Grocery Market Share UK - The zero sum game
No winner in supermarket price war
The latest grocery share figures from Kantar Worldpanel, published today for the 12 weeks ending 30 October 2011, show the grocery market growing at 4.6% per year. However, this remains below the inflation rate of 6.1%, as households try to manage down their spending - a dominant trend for most of 2011.
Edward Garner, Director at Kantar Worldpanel, explains: “It comes as no surprise that, as shoppers try to control their budgets, an aggressive stance on price is driving retailer communication strategies. We have ‘The Big Price Drop’ from Tesco, ‘The Price Guarantee’ from Asda, ‘Brand Match’ from Sainsbury’s and ‘Price Crunch’ from Morrisons.
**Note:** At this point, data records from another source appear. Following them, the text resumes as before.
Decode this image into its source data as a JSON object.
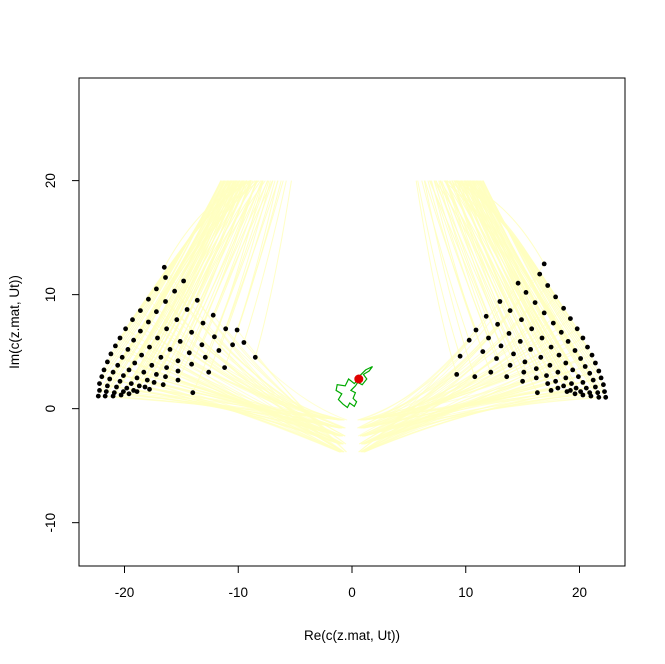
{
  "chart_data": {
    "type": "scatter",
    "xlabel": "Re(c(z.mat, Ut))",
    "ylabel": "Im(c(z.mat, Ut))",
    "xlim": [
      -24.0,
      24.0
    ],
    "ylim": [
      -13.8,
      29.0
    ],
    "xticks": [
      -20,
      -10,
      0,
      10,
      20
    ],
    "yticks": [
      -10,
      0,
      10,
      20
    ],
    "grid": false,
    "colors": {
      "points": "#000000",
      "trajectories": "#FFFFC0",
      "path": "#00AA00",
      "marker": "#E00000"
    },
    "series": [
      {
        "kind": "points",
        "values": [
          [
            -22.3,
            1.1
          ],
          [
            -22.2,
            1.6
          ],
          [
            -22.2,
            2.2
          ],
          [
            -22.0,
            2.8
          ],
          [
            -21.8,
            3.4
          ],
          [
            -21.5,
            4.1
          ],
          [
            -21.2,
            4.8
          ],
          [
            -20.8,
            5.5
          ],
          [
            -20.4,
            6.2
          ],
          [
            -19.9,
            7.0
          ],
          [
            -19.3,
            7.8
          ],
          [
            -18.6,
            8.6
          ],
          [
            -17.9,
            9.6
          ],
          [
            -17.2,
            10.5
          ],
          [
            -16.4,
            11.5
          ],
          [
            -21.7,
            1.1
          ],
          [
            -21.6,
            1.5
          ],
          [
            -21.5,
            2.0
          ],
          [
            -21.3,
            2.6
          ],
          [
            -21.0,
            3.2
          ],
          [
            -20.6,
            3.8
          ],
          [
            -20.2,
            4.5
          ],
          [
            -19.7,
            5.2
          ],
          [
            -19.2,
            6.0
          ],
          [
            -18.6,
            6.8
          ],
          [
            -17.9,
            7.6
          ],
          [
            -17.2,
            8.5
          ],
          [
            -16.4,
            9.4
          ],
          [
            -15.6,
            10.3
          ],
          [
            -14.8,
            11.2
          ],
          [
            -16.5,
            12.4
          ],
          [
            -21.0,
            1.1
          ],
          [
            -20.9,
            1.4
          ],
          [
            -20.7,
            1.9
          ],
          [
            -20.4,
            2.4
          ],
          [
            -20.1,
            2.9
          ],
          [
            -19.6,
            3.4
          ],
          [
            -19.1,
            4.0
          ],
          [
            -18.5,
            4.7
          ],
          [
            -17.8,
            5.4
          ],
          [
            -17.1,
            6.2
          ],
          [
            -16.3,
            7.0
          ],
          [
            -15.4,
            7.8
          ],
          [
            -14.5,
            8.7
          ],
          [
            -13.6,
            9.5
          ],
          [
            -20.3,
            1.2
          ],
          [
            -20.1,
            1.5
          ],
          [
            -19.8,
            1.8
          ],
          [
            -19.4,
            2.2
          ],
          [
            -18.9,
            2.7
          ],
          [
            -18.3,
            3.2
          ],
          [
            -17.6,
            3.8
          ],
          [
            -16.8,
            4.5
          ],
          [
            -16.0,
            5.2
          ],
          [
            -15.1,
            5.9
          ],
          [
            -14.1,
            6.7
          ],
          [
            -13.1,
            7.5
          ],
          [
            -12.2,
            8.2
          ],
          [
            -19.6,
            1.3
          ],
          [
            -19.2,
            1.6
          ],
          [
            -18.7,
            2.0
          ],
          [
            -18.0,
            2.5
          ],
          [
            -17.2,
            3.0
          ],
          [
            -16.3,
            3.6
          ],
          [
            -15.3,
            4.2
          ],
          [
            -14.3,
            4.9
          ],
          [
            -13.2,
            5.6
          ],
          [
            -12.1,
            6.3
          ],
          [
            -11.1,
            7.0
          ],
          [
            -10.1,
            6.9
          ],
          [
            -18.9,
            1.5
          ],
          [
            -18.2,
            1.9
          ],
          [
            -17.4,
            2.3
          ],
          [
            -16.4,
            2.8
          ],
          [
            -15.3,
            3.3
          ],
          [
            -14.1,
            3.9
          ],
          [
            -12.9,
            4.5
          ],
          [
            -11.7,
            5.1
          ],
          [
            -10.5,
            5.6
          ],
          [
            -9.5,
            5.8
          ],
          [
            -8.5,
            4.5
          ],
          [
            -17.8,
            1.7
          ],
          [
            -16.6,
            2.1
          ],
          [
            -15.3,
            2.5
          ],
          [
            -14.0,
            1.4
          ],
          [
            -12.6,
            3.2
          ],
          [
            -11.2,
            3.6
          ],
          [
            22.3,
            1.0
          ],
          [
            22.2,
            1.5
          ],
          [
            22.1,
            2.1
          ],
          [
            21.9,
            2.7
          ],
          [
            21.7,
            3.3
          ],
          [
            21.4,
            4.0
          ],
          [
            21.1,
            4.7
          ],
          [
            20.7,
            5.4
          ],
          [
            20.3,
            6.2
          ],
          [
            19.8,
            7.0
          ],
          [
            19.2,
            7.9
          ],
          [
            18.6,
            8.8
          ],
          [
            17.9,
            9.8
          ],
          [
            17.2,
            10.8
          ],
          [
            16.5,
            11.8
          ],
          [
            21.7,
            1.0
          ],
          [
            21.6,
            1.4
          ],
          [
            21.4,
            1.9
          ],
          [
            21.2,
            2.5
          ],
          [
            20.9,
            3.1
          ],
          [
            20.5,
            3.7
          ],
          [
            20.1,
            4.4
          ],
          [
            19.6,
            5.1
          ],
          [
            19.0,
            5.9
          ],
          [
            18.4,
            6.7
          ],
          [
            17.7,
            7.5
          ],
          [
            16.9,
            8.4
          ],
          [
            16.1,
            9.3
          ],
          [
            15.3,
            10.2
          ],
          [
            14.6,
            11.0
          ],
          [
            16.9,
            12.7
          ],
          [
            21.0,
            1.1
          ],
          [
            20.9,
            1.4
          ],
          [
            20.6,
            1.8
          ],
          [
            20.3,
            2.3
          ],
          [
            19.9,
            2.8
          ],
          [
            19.4,
            3.4
          ],
          [
            18.8,
            4.0
          ],
          [
            18.2,
            4.7
          ],
          [
            17.5,
            5.4
          ],
          [
            16.7,
            6.2
          ],
          [
            15.8,
            7.0
          ],
          [
            14.9,
            7.8
          ],
          [
            13.9,
            8.6
          ],
          [
            13.0,
            9.4
          ],
          [
            20.3,
            1.2
          ],
          [
            20.1,
            1.5
          ],
          [
            19.7,
            1.8
          ],
          [
            19.3,
            2.2
          ],
          [
            18.8,
            2.7
          ],
          [
            18.1,
            3.2
          ],
          [
            17.4,
            3.8
          ],
          [
            16.6,
            4.5
          ],
          [
            15.7,
            5.2
          ],
          [
            14.8,
            5.9
          ],
          [
            13.8,
            6.6
          ],
          [
            12.8,
            7.4
          ],
          [
            11.8,
            8.1
          ],
          [
            19.6,
            1.3
          ],
          [
            19.2,
            1.6
          ],
          [
            18.6,
            2.0
          ],
          [
            17.9,
            2.4
          ],
          [
            17.1,
            2.9
          ],
          [
            16.2,
            3.5
          ],
          [
            15.2,
            4.1
          ],
          [
            14.2,
            4.8
          ],
          [
            13.1,
            5.5
          ],
          [
            12.0,
            6.2
          ],
          [
            10.9,
            6.9
          ],
          [
            10.3,
            6.0
          ],
          [
            18.9,
            1.5
          ],
          [
            18.1,
            1.8
          ],
          [
            17.2,
            2.2
          ],
          [
            16.2,
            2.7
          ],
          [
            15.1,
            3.2
          ],
          [
            13.9,
            3.8
          ],
          [
            12.7,
            4.4
          ],
          [
            11.5,
            5.0
          ],
          [
            9.5,
            4.6
          ],
          [
            9.2,
            3.0
          ],
          [
            17.5,
            1.6
          ],
          [
            16.3,
            1.4
          ],
          [
            15.0,
            2.4
          ],
          [
            13.6,
            2.8
          ],
          [
            12.2,
            3.2
          ],
          [
            10.8,
            2.8
          ]
        ]
      },
      {
        "kind": "path",
        "values": [
          [
            0.6,
            2.6
          ],
          [
            0.2,
            2.2
          ],
          [
            -0.3,
            2.6
          ],
          [
            -0.6,
            2.0
          ],
          [
            -1.3,
            2.1
          ],
          [
            -1.4,
            1.6
          ],
          [
            -0.9,
            1.3
          ],
          [
            -1.2,
            0.8
          ],
          [
            -0.8,
            0.4
          ],
          [
            -0.4,
            0.1
          ],
          [
            -0.2,
            0.5
          ],
          [
            0.2,
            0.2
          ],
          [
            0.4,
            0.6
          ],
          [
            0.1,
            0.9
          ],
          [
            0.3,
            1.4
          ],
          [
            -0.1,
            1.6
          ],
          [
            0.3,
            2.0
          ],
          [
            0.5,
            2.3
          ],
          [
            0.9,
            2.1
          ],
          [
            1.3,
            2.6
          ],
          [
            1.0,
            3.0
          ],
          [
            1.5,
            3.3
          ],
          [
            1.8,
            3.7
          ],
          [
            1.2,
            3.4
          ],
          [
            0.8,
            3.0
          ],
          [
            0.5,
            2.7
          ]
        ]
      },
      {
        "kind": "marker",
        "values": [
          [
            0.6,
            2.6
          ]
        ]
      }
    ]
  }
}
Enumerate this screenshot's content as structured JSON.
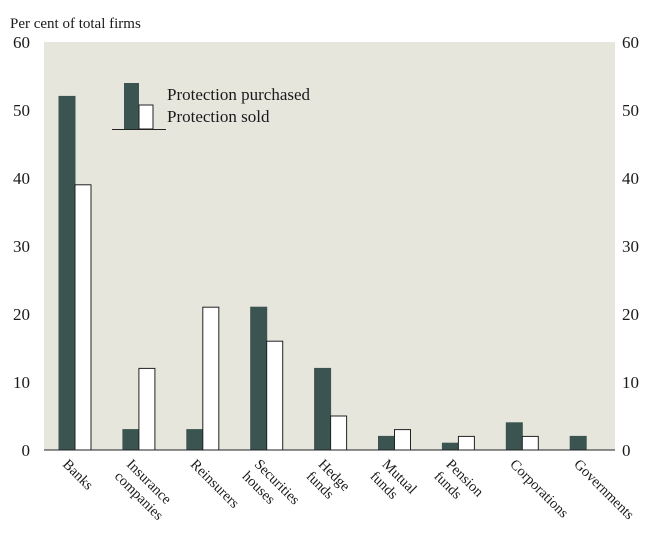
{
  "chart_data": {
    "type": "bar",
    "ylabel": "Per cent of total firms",
    "ylim": [
      0,
      60
    ],
    "yticks": [
      0,
      10,
      20,
      30,
      40,
      50,
      60
    ],
    "grid": false,
    "legend_position": "top-left",
    "categories": [
      "Banks",
      "Insurance companies",
      "Reinsurers",
      "Securities houses",
      "Hedge funds",
      "Mutual funds",
      "Pension funds",
      "Corporations",
      "Governments"
    ],
    "category_lines": [
      [
        "Banks"
      ],
      [
        "Insurance",
        "companies"
      ],
      [
        "Reinsurers"
      ],
      [
        "Securities",
        "houses"
      ],
      [
        "Hedge",
        "funds"
      ],
      [
        "Mutual",
        "funds"
      ],
      [
        "Pension",
        "funds"
      ],
      [
        "Corporations"
      ],
      [
        "Governments"
      ]
    ],
    "series": [
      {
        "name": "Protection purchased",
        "values": [
          52,
          3,
          3,
          21,
          12,
          2,
          1,
          4,
          2
        ]
      },
      {
        "name": "Protection sold",
        "values": [
          39,
          12,
          21,
          16,
          5,
          3,
          2,
          2,
          0
        ]
      }
    ]
  },
  "colors": {
    "background": "#e6e6dd",
    "purchased": "#3b5451",
    "sold": "#ffffff",
    "axis": "#222222"
  }
}
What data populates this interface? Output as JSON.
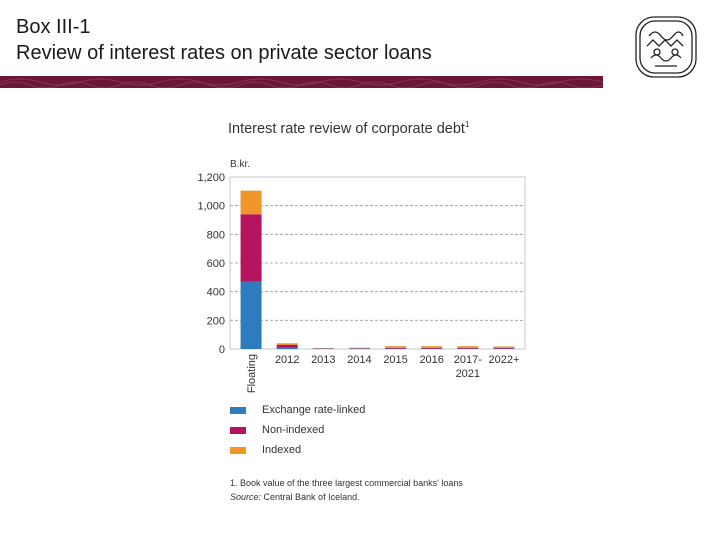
{
  "slide": {
    "title_line1": "Box III-1",
    "title_line2": "Review of interest rates on private sector loans"
  },
  "logo": {
    "icon": "central-bank-seal-logo"
  },
  "colors": {
    "banner": "#6b1637",
    "exchange_rate_linked": "#2e7bbf",
    "non_indexed": "#b5135e",
    "indexed": "#f0962a"
  },
  "chart_data": {
    "type": "bar",
    "stacked": true,
    "title": "Interest rate review of corporate debt",
    "title_footnote_mark": "1",
    "ylabel": "B.kr.",
    "ylim": [
      0,
      1200
    ],
    "yticks": [
      "0",
      "200",
      "400",
      "600",
      "800",
      "1,000",
      "1,200"
    ],
    "ytick_values": [
      0,
      200,
      400,
      600,
      800,
      1000,
      1200
    ],
    "grid": true,
    "categories": [
      "Floating",
      "2012",
      "2013",
      "2014",
      "2015",
      "2016",
      "2017-2021",
      "2022+"
    ],
    "category_lines": [
      [
        "Floating"
      ],
      [
        "2012"
      ],
      [
        "2013"
      ],
      [
        "2014"
      ],
      [
        "2015"
      ],
      [
        "2016"
      ],
      [
        "2017-",
        "2021"
      ],
      [
        "2022+"
      ]
    ],
    "series": [
      {
        "name": "Exchange rate-linked",
        "color": "#2e7bbf",
        "values": [
          470,
          10,
          3,
          3,
          3,
          3,
          3,
          3
        ]
      },
      {
        "name": "Non-indexed",
        "color": "#b5135e",
        "values": [
          470,
          20,
          2,
          3,
          5,
          5,
          5,
          5
        ]
      },
      {
        "name": "Indexed",
        "color": "#f0962a",
        "values": [
          165,
          10,
          2,
          3,
          12,
          12,
          12,
          10
        ]
      }
    ],
    "legend_position": "bottom-left",
    "footnote": "1. Book value of the three largest commercial banks' loans",
    "source_label": "Source:",
    "source_text": " Central Bank of Iceland."
  }
}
The end result would appear to be a zero-sum game, as the performances from the big four show only marginal differences this period, with no outright winner.”
All top four retailers posted respectable performances this period. Asda stands out with its growth rate of 5.1% beating market growth for the first time since the beginning of 2010.
The discounters continue their strong run, particularly Aldi with year-on-year growth of 18.8% and an increase of its share from 2.3% to 2.6%. However there are now signs of a slackening of pace as shares and growth rates for both Aldi and Lidl have fallen back from recent peaks.
The economic climate is favouring the value-for-money offering from frozen foods and Iceland has posted growth of 11.6% - the highest since the 2008/9 recession.
Edward continues: “Given the universal emphasis on price across the sector, the big four retailers will need to differentiate themselves. Own-label brands are an obvious way of doing this. We are already seeing double-digit growth for Tesco Finest and substantial revamps for own-label ranges at Asda, Sainsbury’s and Morrisons – suggesting this might be a key battleground going forward.”
An update on inflation
Grocery inflation stands at 6.1%* for the 12 week period ending 30 October 2011. This is an increase on the 5.7% reported last period and continues the rising trend we have seen throughout 2011. However, this remains well below the levels of over 9% we saw during the 2008 recession and it is our view that it is now close to its peak and will decline going into 2012.
*This figure is based on over 75,000 identical products compared year-on-year in the proportions purchased by British shoppers and therefore represents the most authoritative figure currently available. It is a ‘pure’ inflation measure in that shopping behaviour is held constant between the two comparison periods – shoppers are likely to achieve a lower personal inflation rate if they trade down or seek out more offers.